Peripheral nerve sonography (especially of the distal ulnar nerve) has been proposed as a biomarker to monitor disease progression in amyotrophic lateral sclerosis.
As abnormalities in membrane excitability and Na+ channel function are characteristic of amyotrophic lateral sclerosis (ALS), flecainide (which is a Na+ channel blocker and membrane stabiliser) has been tasted in ALS patients. Flecainide was safe and potentially biologically effective in ALS, stabilizing the peripheral axonal membrane function. Patients with amyotrophic lateral sclerosis (ALS) may benefit from brain-computer interfaces (BCI).
Given the wide genetic heterogeneity and the limited ratio of genetic cases, unraveling genotype-phenotype correlations may be of help in identifying patients for genetic testing.
To date, more than 20 causative genes have been identified in hereditary ALS. The superoxide dismutase 1 (SOD1) gene is the most commonly mutated gene, but pathogenic variants have been identified also in the ALS2, ANG, C9orf72, CHMP2B, CHGB, DCTN1, FIG4, FUS, NEFH, OPTN, PFN1, PRPH2, SETX, SIGMAR1, TARDBP, UBQLN2, VAPB, VCP, and VEGFA genes. Elden et al. (2010) proposed that intermediate-length ATXN2 polyQ repeats might confer genetic risk for ALS (ALS13). Troyer syndrome (SPG20 gene), so far identified only in Old Older Amish population from Ohio, is characterized by distal amyotrophy together with spastic paraparesis, dysarthria, and short stature.
The differential diagnosis of ALS include: spinal and bulbar muscular atrophy (SBMA, Kennedy disease), adult polyglucosan body disease, spinal muscular atrophy (SMA, SMN1 gene), hereditary spastic paraplegias, hexosaminadase A deficiency (HEXA gene mutations), Silver syndrome, Charcot-Marie-Tooth disease type 2, inclusion body myopathy with early-onset Paget disease and frontotemporal dementia (IBMPFD). Friedreich ataxia (FXN gene), a slowly progressive ataxia with mean onset between age ten and 15 years and usually before age 25 years, is typically associated with dysarthria, muscle weakness, spasticity in the lower limbs, scoliosis, bladder dysfunction, absent lower limb reflexes, and loss of position and vibration sense. Generalized, progressive weakness between age 20 and 50 years without antecedent symptoms or family history is also typical of the adult form of nemaline myopathy, in which dysarthria is common (ACTA1, NEB, TPM3, TPM2, TNNT1, and CFL2 genes).

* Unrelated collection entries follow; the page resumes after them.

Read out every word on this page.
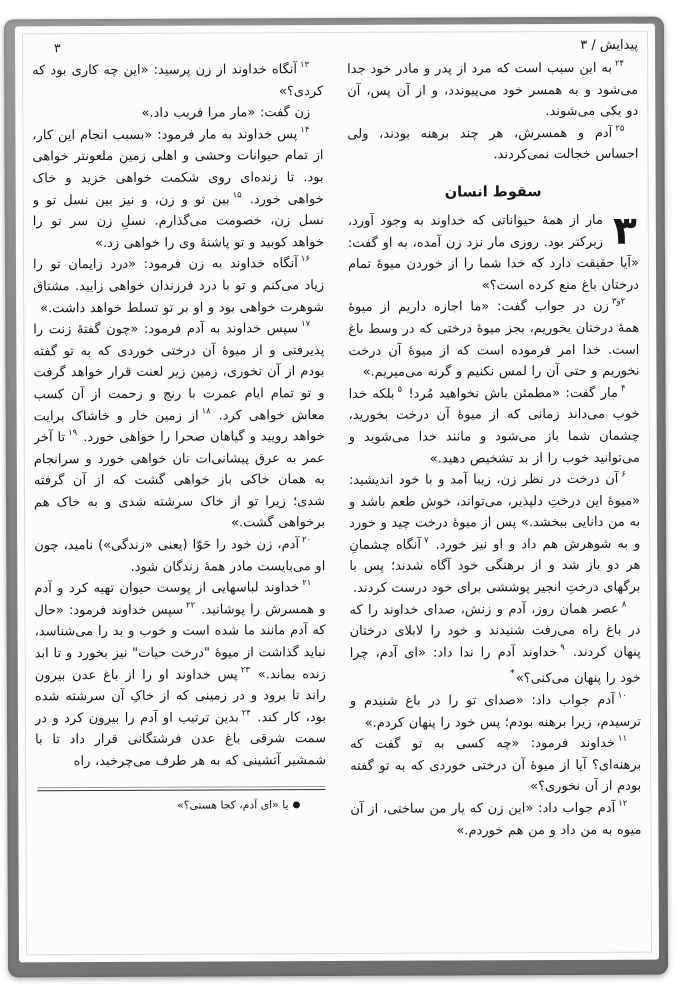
پیدایش / ۳

$^{۲۴}$به این سبب است که مرد از پدر و مادر خود جدا می‌شود و به همسر خود می‌پیوندد، و از آن پس، آن دو یکی می‌شوند.

$^{۲۵}$آدم و همسرش، هر چند برهنه بودند، ولی احساس خجالت نمی‌کردند.

سقوط انسان

۳
مار از همهٔ حیواناتی که خداوند به وجود آورد، زیرکتر بود. روزی مار نزد زن آمده، به او گفت: «آیا حقیقت دارد که خدا شما را از خوردن میوهٔ تمام درختان باغ منع کرده است؟»

$^{۲و۳}$زن در جواب گفت: «ما اجازه داریم از میوهٔ همهٔ درختان بخوریم، بجز میوهٔ درختی که در وسط باغ است. خدا امر فرموده است که از میوهٔ آن درخت نخوریم و حتی آن را لمس نکنیم و گرنه می‌میریم.»

$^۴$مار گفت: «مطمئن باش نخواهید مُرد! $^۵$بلکه خدا خوب می‌داند زمانی که از میوهٔ آن درخت بخورید، چشمان شما باز می‌شود و مانند خدا می‌شوید و می‌توانید خوب را از بد تشخیص دهید.»

$^۶$آن درخت در نظر زن، زیبا آمد و با خود اندیشید: «میوهٔ این درختِ دلپذیر، می‌تواند، خوش طعم باشد و به من دانایی ببخشد.» پس از میوهٔ درخت چید و خورد و به شوهرش هم داد و او نیز خورد. $^۷$آنگاه چشمانِ هر دو باز شد و از برهنگی خود آگاه شدند؛ پس با برگهای درختِ انجیر پوششی برای خود درست کردند.

$^۸$عصر همان روز، آدم و زنش، صدای خداوند را که در باغ راه می‌رفت شنیدند و خود را لابلای درختان پنهان کردند. $^۹$خداوند آدم را ندا داد: «ای آدم، چرا خود را پنهان می‌کنی؟»*

$^{۱۰}$آدم جواب داد: «صدای تو را در باغ شنیدم و ترسیدم، زیرا برهنه بودم؛ پس خود را پنهان کردم.»

$^{۱۱}$خداوند فرمود: «چه کسی به تو گفت که برهنه‌ای؟ آیا از میوهٔ آن درختی خوردی که به تو گفته بودم از آن نخوری؟»

$^{۱۲}$آدم جواب داد: «این زن که یار من ساختی، از آن میوه به من داد و من هم خوردم.»

۳

$^{۱۳}$آنگاه خداوند از زن پرسید: «این چه کاری بود که کردی؟»

زن گفت: «مار مرا فریب داد.»

$^{۱۴}$پس خداوند به مار فرمود: «بسبب انجام این کار، از تمام حیوانات وحشی و اهلی زمین ملعونتر خواهی بود. تا زنده‌ای روی شکمت خواهی خزید و خاک خواهی خورد. $^{۱۵}$بین تو و زن، و نیز بین نسل تو و نسل زن، خصومت می‌گذارم. نسلِ زن سر تو را خواهد کوبید و تو پاشنهٔ وی را خواهی زد.»

$^{۱۶}$آنگاه خداوند به زن فرمود: «درد زایمان تو را زیاد می‌کنم و تو با درد فرزندان خواهی زایید. مشتاق شوهرت خواهی بود و او بر تو تسلط خواهد داشت.»

$^{۱۷}$سپس خداوند به آدم فرمود: «چون گفتهٔ زنت را پذیرفتی و از میوهٔ آن درختی خوردی که به تو گفته بودم از آن نخوری، زمین زیر لعنت قرار خواهد گرفت و تو تمام ایام عمرت با رنج و زحمت از آن کسب معاش خواهی کرد. $^{۱۸}$از زمین خار و خاشاک برایت خواهد رویید و گیاهان صحرا را خواهی خورد. $^{۱۹}$تا آخر عمر به عرق پیشانی‌ات نان خواهی خورد و سرانجام به همان خاکی باز خواهی گشت که از آن گرفته شدی؛ زیرا تو از خاک سرشته شدی و به خاک هم برخواهی گشت.»

$^{۲۰}$آدم، زن خود را حَوّا (یعنی «زندگی») نامید، چون او می‌بایست مادر همهٔ زندگان شود.

$^{۲۱}$خداوند لباسهایی از پوست حیوان تهیه کرد و آدم و همسرش را پوشانید. $^{۲۲}$سپس خداوند فرمود: «حال که آدم مانند ما شده است و خوب و بد را می‌شناسد، نباید گذاشت از میوهٔ "درخت حیات" نیز بخورد و تا ابد زنده بماند.» $^{۲۳}$پس خداوند او را از باغ عدن بیرون راند تا برود و در زمینی که از خاکِ آن سرشته شده بود، کار کند. $^{۲۴}$بدین ترتیب او آدم را بیرون کرد و در سمت شرقی باغ عدن فرشتگانی قرار داد تا با شمشیر آتشینی که به هر طرف می‌چرخید، راه

●یا «ای آدم، کجا هستی؟»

The differential diagnosis with non genetic conditions for this case might include: polymyositis (proximal muscle weakness of shoulders, arms, and thighs, myalgias, and possible inflammation of the pharyngeal muscles), for which muscle biopsy is diagnostic, Guillain-Barré syndrome, and myasthenia gravis (in which onset with early or isolated oropharyngeal or limb weakness may rarely occur).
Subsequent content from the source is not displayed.